My company sends periodic (monthly, quarterly, yearly) statements to its
members.  We do a batch of statements weekly (approximately) and each batch
consists of about 30,000 statements.  Each statement is between 1-4 double
sided pages consisting of primarily of text, shaded boxes, and tables.
There is also one small repeated logo graphic and a bar code to assist the
sorter/stuffer.  We need to produce a paper report to send via mail and a
file per statement that can be stored in our COLD/imaging system for
research purposes.  The production of the file for the paper report needs to
take no longer than two hours (about 3 statements per second)

It's a requirement of the printing process that the statements come batched
together in about 5000 page files but the COLD/imaging system requires a
file per statement.

For various reasons, I'd like to replace our current process (which is
described below for anyone who is interested).  The core business
application supplies two files for statement purposes -- one is a formatted
ASCII report and the other is a 'data only' format.  Our current process
(see below) uses the ASCII format but I'd like to change to using the 'data
only' file.

I'd also like to produce just one format, PDF, rather than a PCL file and an
ascii file.

I've done a little work with parsing the data only format in Python and I
think that I can parse about 30 statements per second using a 450 Mhz
Pentium.  In addition, each statement will require several calls to SQL
Server.  I haven't modeled that part yet but let's say that doubles the
time. (15 statements per second).  The production machines would be faster
but for the purposes of this discussion, let's use that number.
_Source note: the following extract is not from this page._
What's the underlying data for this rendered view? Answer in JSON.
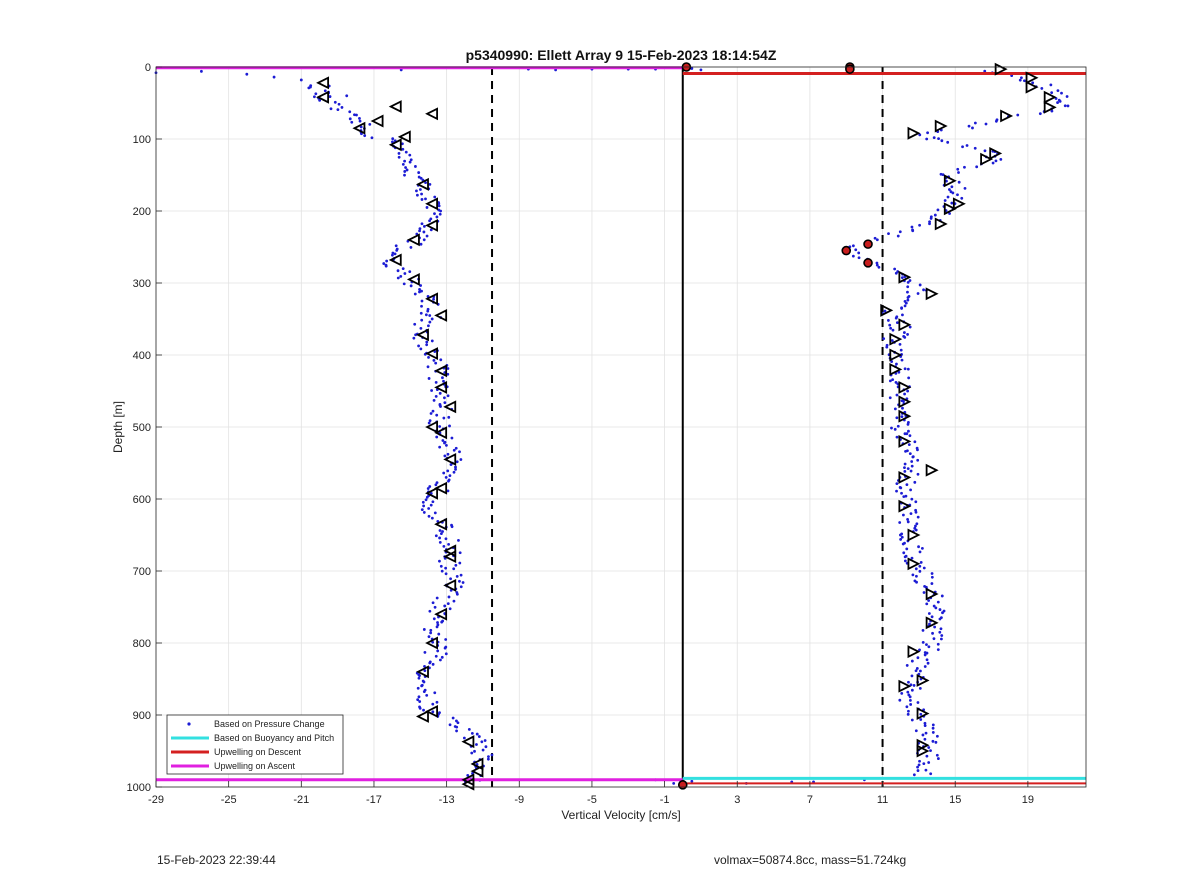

So, a couple of questions.

1)  Will the process of formatting the data to PDF in ReportLab cause the
time to generate a statement go beyond 1/3 of a second?  Probably a tough
question without more specifics, but what specifics would you need?

2)  We need two kinds of outputs, 1) a file for the printer, and 2)
individual PDFs for import into the COLD/imaging system.  For the printer
file, we need a file with enough statements to use 5,000 pieces of paper (so
the operators can just load a box of paper per file).  Could the printer
file be just one 5000 page PDF or does that become too large for ReportLab
to handle in memory?  How would you handle this?

3)  We use an IBM Infoprinter which says that it supports PDF.  Does anyone
have experience with this printer and PDF?  Will using a PDF format rather
than PCL slow things down inordinately?

Thanks for your attention and advice.

Don



Current Process

Currently this is done with a peculiarly arcane approach using a reporting
package called Optio.  Our (3rd party supplied) core business application
supplies a statement file which is good enough for most of its customers.
However, we recently converted to this application and thought that our
members would not be happy with the rather crude look of the ascii text
statement compared to what we used to give them.  In addition we wanted to
supply some info that was not in the statement as supplied.  So we bought
Optio and trouble. We start with the statement file containing 30,000
statements that the core business app supplies.  We also extract some extra
data from the core app and load it into SQL Server.  Optio parses the
statement file to find the various pieces/parts of a member statement,
determines which member it's for, gets the extra data it needs from SQL
Server reformats the data prettily for a PCL printer file and reformats it
differently for the ASCII file output.  This all works but it required quite
a bit of professional services time to get started and we devote a large
percentage of one of our programmers to maintain it.  Because different
parts of the Optio program produce the PCL and ASCII format and because the
parsing process is required to work on an input page by input page basis,
every change requires a great deal of testing.  A consequence of this setup
is that if a member asks for a copy of the their statement, we can't give
them something that looks like the pretty piece of paper that they got in
the mail, we have to give them the ugly ascii version.